Les perspectives sont très bonnes, déjà le projet majeur que nous avons ainsi que nos autres projets de tous les jours sont des défis vers lesquels nous allons toujours avancer. Et c’est arriver à se dire que les énergies renouvelables pèsent de plus en plus dans la balance énergétique du Bénin et le Bénin est un vivier vraiment pour des sociétés des plus innovantes dans le secteur.
Comment conciliez-vous le mixage entre l’énergie solaire et l’énergie traditionnelle ?
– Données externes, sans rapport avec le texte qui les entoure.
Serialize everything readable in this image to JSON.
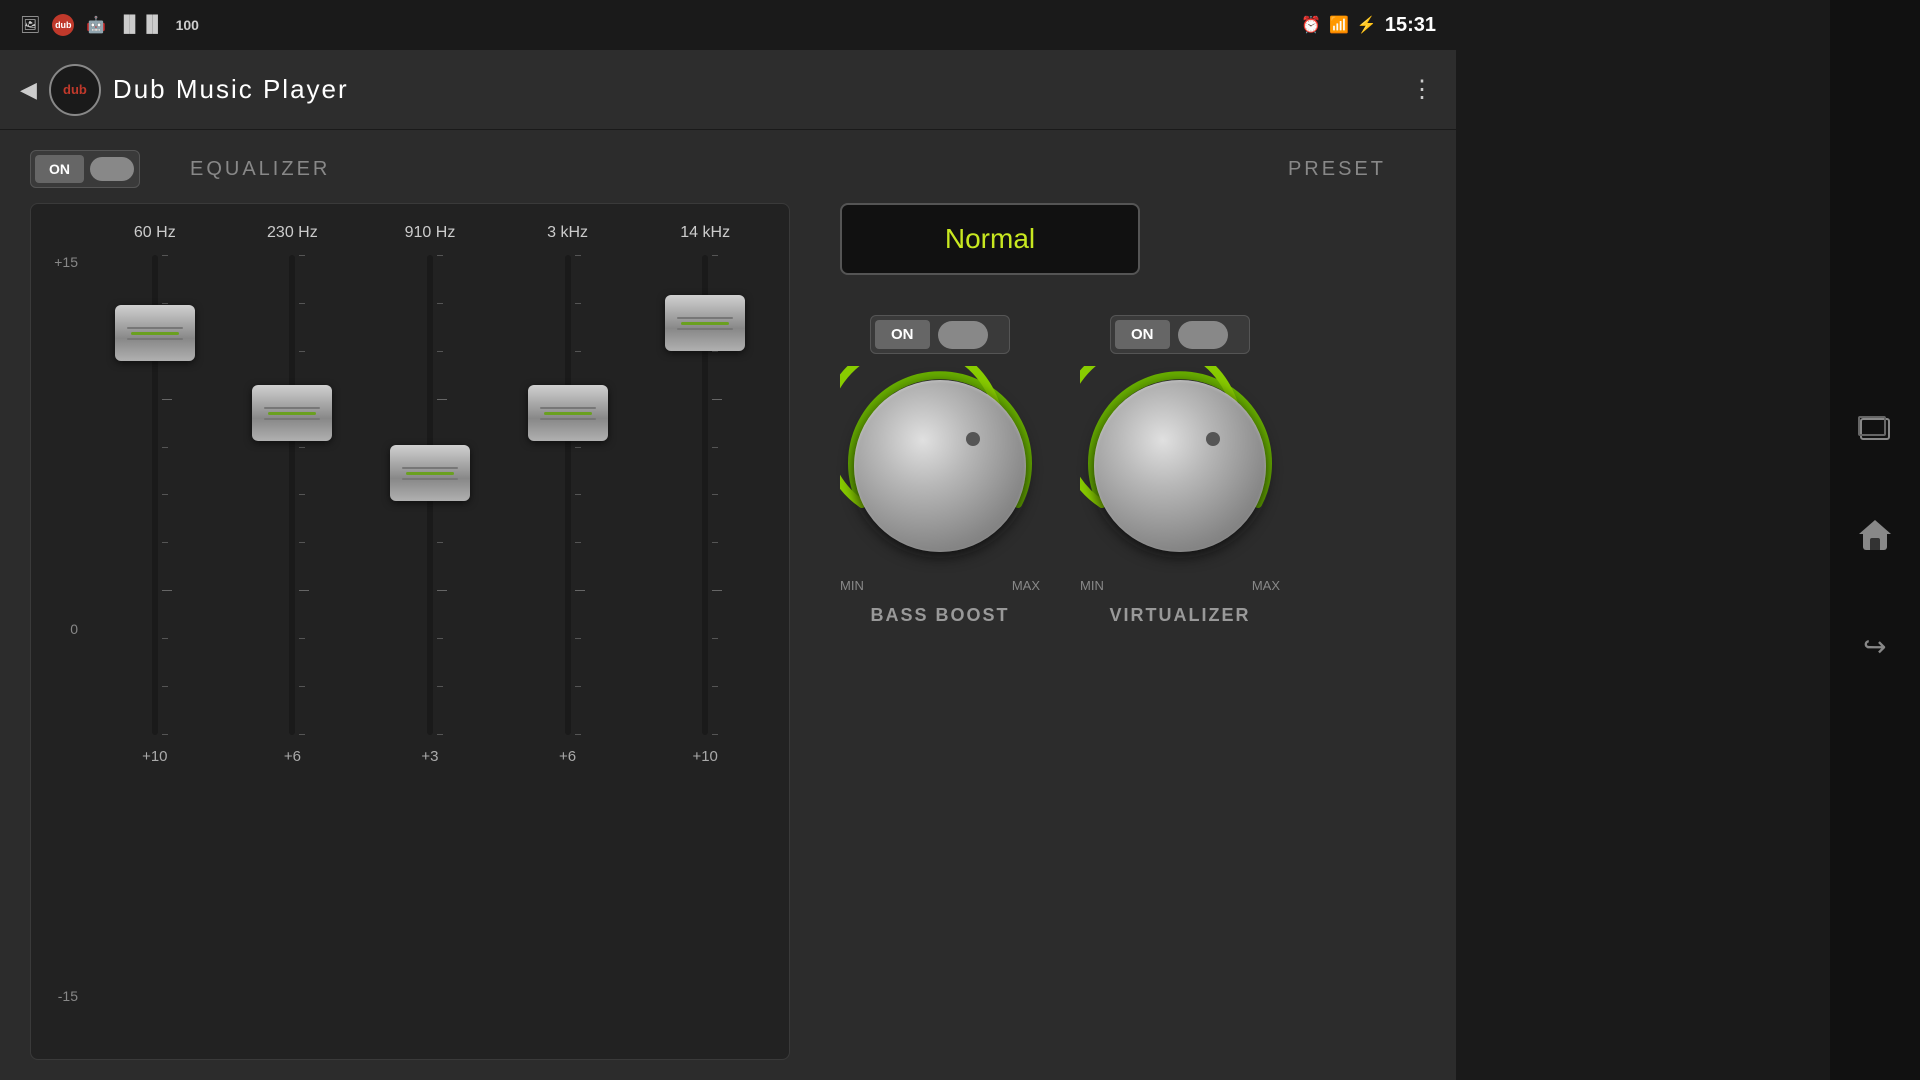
{
  "statusBar": {
    "time": "15:31",
    "icons": [
      "alarm",
      "signal",
      "battery"
    ]
  },
  "appBar": {
    "title": "Dub  Music  Player",
    "logo": "dub",
    "backLabel": "◀",
    "menuLabel": "⋮"
  },
  "equalizer": {
    "onLabel": "ON",
    "label": "EQUALIZER",
    "presetLabel": "PRESET",
    "presetValue": "Normal",
    "bands": [
      {
        "freq": "60 Hz",
        "value": "+10",
        "position": 20
      },
      {
        "freq": "230 Hz",
        "value": "+6",
        "position": 30
      },
      {
        "freq": "910 Hz",
        "value": "+3",
        "position": 40
      },
      {
        "freq": "3 kHz",
        "value": "+6",
        "position": 30
      },
      {
        "freq": "14 kHz",
        "value": "+10",
        "position": 15
      }
    ],
    "yAxis": {
      "top": "+15",
      "mid": "0",
      "bottom": "-15"
    }
  },
  "effects": {
    "bassBoost": {
      "onLabel": "ON",
      "label": "BASS BOOST",
      "minLabel": "MIN",
      "maxLabel": "MAX",
      "knobAngle": 160
    },
    "virtualizer": {
      "onLabel": "ON",
      "label": "VIRTUALIZER",
      "minLabel": "MIN",
      "maxLabel": "MAX",
      "knobAngle": 155
    }
  },
  "navBar": {
    "icons": [
      "rect",
      "home",
      "back"
    ]
  }
}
Je parle de mon avis technique, de mon avis scientifique et de mon retour d’expérience. Il ne faut pas opposer les deux formes d’énergie. Je pense et là je parle en mon nom propre que c’est une erreur d’opposer les deux formes d’énergies parce que chaque énergie à ses avantages et ses limites, je ne parle pas d’inconvénients. Et l’Afrique est à un moment de l’histoire très important, à un moment de l’histoire où elle a besoin de l’énergie parce que cette énergie vient stimuler énormément sa croissance et aussi à un moment où on est face au défi du climat, ce qui veut dire qu’on ne peut pas tout faire mais ne pas pouvoir tout faire aujourd’hui ne veut pas dire qu’on ferme les yeux. Alors le complément énergétique pour moi, c’est ce qui nous permettra de nous en sortir et ça permettra dans des pays comme le Bénin de continuer par développer des centrales comme on fait, parce qu’on a besoin de beaucoup d’énergie aussi pour faire face aux grandes ambitions de notre gouvernement. Et on a besoin aussi d’une collaboration sous régionale très forte et très importante. Parce que l’énergie existe chez nos voisins comme du Ghana, de la Côte d’Ivoire et du Nigéria et nous partageons ces énergies-là. Le Wapp existe et est là pour ça. Alors pour moi le principal défi est que nous comprenions qu’il n’y a pas d’énergie à rejeter. Toute énergie est bonne à prendre dans la mesure où nous savons à quelle fin l’utiliser et comment l’exploiter. Et c’est un peu comme le solaire, tant qu’on est en journée, vous avez du soleil et vous pouvez en profiter ; le soir où il n’y a plus de soleil, on ne va pas tourner le Bénin sur la carte. Il va falloir trouver d’autres formes d’énergies pour y faire face. C’est tout le grand dilemme du mixage énergétique. Mais c’est un débat qu’il faut dépassionner en se demandant de quoi nous avons besoin et comment nous pouvons y arriver ? Et surtout moi mon profil est assez ambivalent. Avant d’être dans l’énergie solaire j’ai été dans le pétrole, dans le gaz aussi. Donc ça implique aussi que je ne peux pas tout effacer comme cela comme du jour au lendemain.
Avez-vous un appel à lancer ?
Je dirai que 2020, c’est une nouvelle décennie et je pense que ça sera la révolution de l’énergie ou des énergies durables au Bénin et en Afrique en général.